A lot of the problems regarding "irrationality" involve people behaving in internally consistent manners, especially over time. Behavioral economists are now arguing it out whether one should deal with this via multiple personality (or preference systems) models or approaches that stress focusing on "rationality" and keeping mind one's "real" preferences. Thus, hyperbolic discounting involves "time inconsistency." I want things now that I shall regret having wanted so much later. I eat the candy bar now and wake up fat later, etc. etc. Is this a combat of two preference systems or just "irrationality," People like Matthew Rabin who tend to use the latter approch, in fact say that the goal is to have people be "rational," to know their own real preferences and to act on them. If they really do not mind being fat, then go ahead and eat the candy bar. But in any case, it is perfectly OK either way to have the caring about being fat or not caring about being fat to be based on one's emotional reactions. One should undertand one's own emotional reactions. That is rationality.

Hal,

You are being a bad boy. In his earlier discussion Eliezer made it clear that he did not approve of this terminology of "updating priors." One has posterior probability distributions. The prior is what one starts with. However, Eliezer has also been a bit confusing with his occasional use of such language as a "prior learning." I repeat, agents learn, not priors, although in his view of the post-human computerized future, maybe it will be computerized priors that do the learning.

The only way one is going to get "wrong learning" at least somewhat asymptotically is if the dimensionality is high and the support is disconnected. Eliezer is right that if one starts off with a prior that is far enough off, one might well have "wrong learning," at least for awhile. But, unless the conditions I just listed hold, eventually the learning will move in the right direction and head towards the correct answer, or probability distribution, at least that is what Bayes' Theorem asserts.

OTOH, the reference to "deep Bayesianism" raises another issue, that of fundamental subjectivism. There is this deep divide among Bayesians between the ones that are ultimately classical frequentists but who argue that Bayesian methods are a superior way of getting to the true objective distribution, and the deep subjectivist Bayesians. For the latter, there are no ultimately "true" probability distributions. We are always estimating something derived out of our subjective priors as updated by more recent information, wherever those priors came from.

Also, saying a prior should the known probability distribution, say of cancer victims, assumes that this probability is somehow known. The prior is always subject to how much information the assumer of a prior has when they being their process of estimation.

Eliezer,

Ah, so you are a constructivist, perhaps even an intuitionist? Even so, the point of such theorems is that they can happen in a long transient within finite constraints, with the biggie here being the non-connectedness of the support. One can get stuck in a cycle going nowhere for a long time, just as in such phenomena as transient chaos. With a suitably large, but finite, dimensionality and a disconnected support, one can wander in a wilderness with not much serious convergence for a very long time.

I find the idea of a "prior learning" to be a bit weird. It is an agent who learns, although the prior the agent walks in with will certainly play a role in the ability of the agent to learn. But the problem of inertia that I raised has more to do with the nature of agents than with their priors.

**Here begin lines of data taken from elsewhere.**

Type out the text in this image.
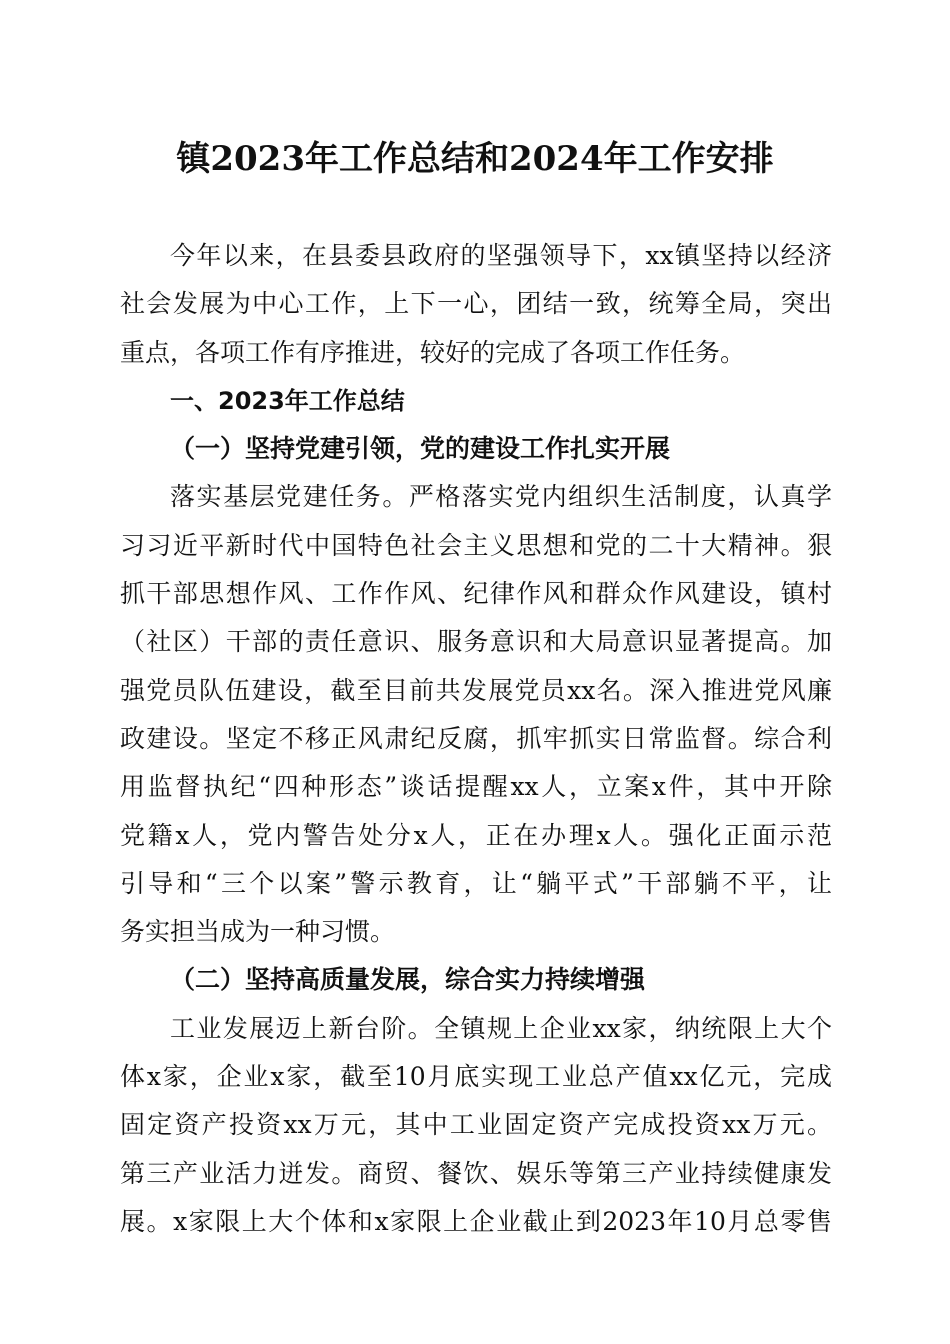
镇2023年工作总结和2024年工作安排
今年以来，在县委县政府的坚强领导下，xx镇坚持以经济
社会发展为中心工作，上下一心，团结一致，统筹全局，突出
重点，各项工作有序推进，较好的完成了各项工作任务。
一、2023年工作总结
（一）坚持党建引领，党的建设工作扎实开展
落实基层党建任务。严格落实党内组织生活制度，认真学
习习近平新时代中国特色社会主义思想和党的二十大精神。狠
抓干部思想作风、工作作风、纪律作风和群众作风建设，镇村
（社区）干部的责任意识、服务意识和大局意识显著提高。加
强党员队伍建设，截至目前共发展党员xx名。深入推进党风廉
政建设。坚定不移正风肃纪反腐，抓牢抓实日常监督。综合利
用监督执纪“四种形态”谈话提醒xx人，立案x件，其中开除
党籍x人，党内警告处分x人，正在办理x人。强化正面示范
引导和“三个以案”警示教育，让“躺平式”干部躺不平，让
务实担当成为一种习惯。
（二）坚持高质量发展，综合实力持续增强
工业发展迈上新台阶。全镇规上企业xx家，纳统限上大个
体x家，企业x家，截至10月底实现工业总产值xx亿元，完成
固定资产投资xx万元，其中工业固定资产完成投资xx万元。
第三产业活力迸发。商贸、餐饮、娱乐等第三产业持续健康发
展。x家限上大个体和x家限上企业截止到2023年10月总零售
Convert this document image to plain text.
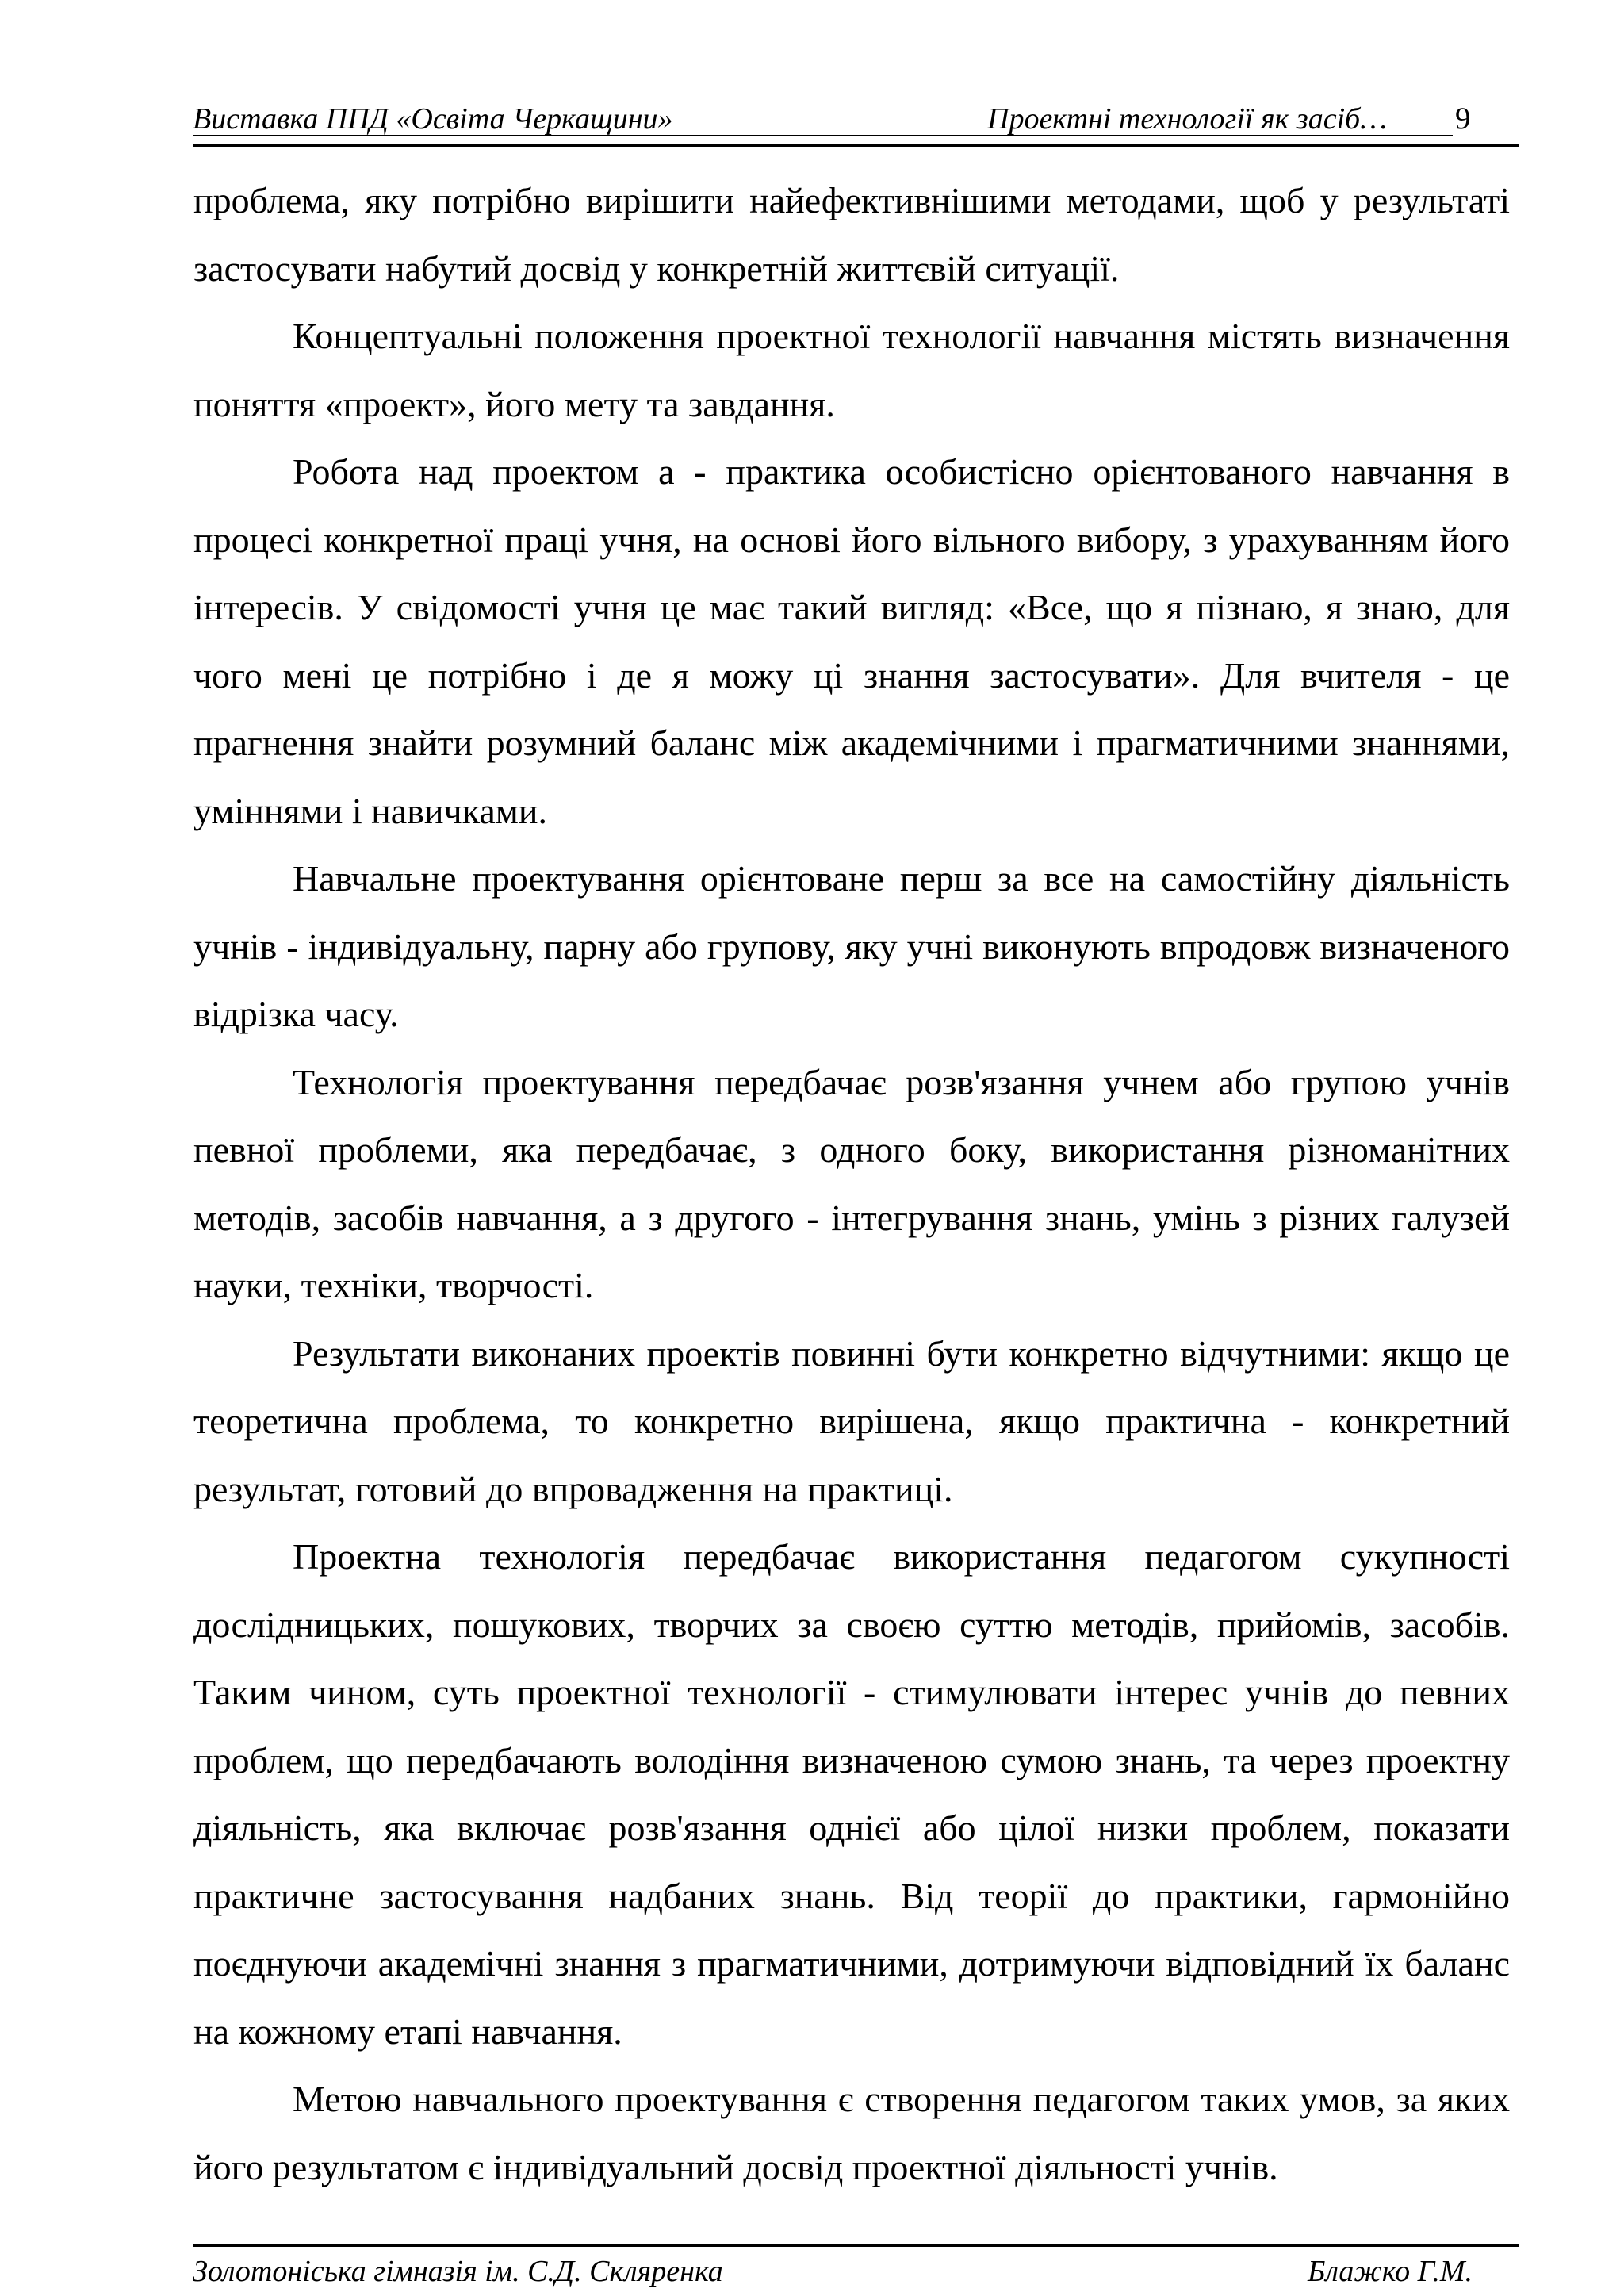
Виставка ППД «Освіта Черкащини»	Проектні технології як засіб… 9

проблема, яку потрібно вирішити найефективнішими методами, щоб у результаті застосувати набутий досвід у конкретній життєвій ситуації.

Концептуальні положення проектної технології навчання містять визначення поняття «проект», його мету та завдання.

Робота над проектом а - практика особистісно орієнтованого навчання в процесі конкретної праці учня, на основі його вільного вибору, з урахуванням його інтересів. У свідомості учня це має такий вигляд: «Все, що я пізнаю, я знаю, для чого мені це потрібно і де я можу ці знання застосувати». Для вчителя - це прагнення знайти розумний баланс між академічними і прагматичними знаннями, уміннями і навичками.

Навчальне проектування орієнтоване перш за все на самостійну діяльність учнів - індивідуальну, парну або групову, яку учні виконують впродовж визначеного відрізка часу.

Технологія проектування передбачає розв'язання учнем або групою учнів певної проблеми, яка передбачає, з одного боку, використання різноманітних методів, засобів навчання, а з другого - інтегрування знань, умінь з різних галузей науки, техніки, творчості.

Результати виконаних проектів повинні бути конкретно відчутними: якщо це теоретична проблема, то конкретно вирішена, якщо практична - конкретний результат, готовий до впровадження на практиці.

Проектна технологія передбачає використання педагогом сукупності дослідницьких, пошукових, творчих за своєю суттю методів, прийомів, засобів. Таким чином, суть проектної технології - стимулювати інтерес учнів до певних проблем, що передбачають володіння визначеною сумою знань, та через проектну діяльність, яка включає розв'язання однієї або цілої низки проблем, показати практичне застосування надбаних знань. Від теорії до практики, гармонійно поєднуючи академічні знання з прагматичними, дотримуючи відповідний їх баланс на кожному етапі навчання.

Метою навчального проектування є створення педагогом таких умов, за яких його результатом є індивідуальний досвід проектної діяльності учнів.

Золотоніська гімназія ім. С.Д. Скляренка	Блажко Г.М.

Getting to the raison d'etre of this blog, the question here is does bias arise from the nature of the prior an agent brings to a decision or analytical process, or is it something about the open-mindedness or willing to adjust posteriors in the face of evidence that is more important? Presumably both are playing at least some role.

Eliezer,

Yes, thank you for correcting my sloppy wording.

So, it is the marginal posterior probabilities that exhibit inertia, or slow updating through learning, not the eternally unvarying "priors."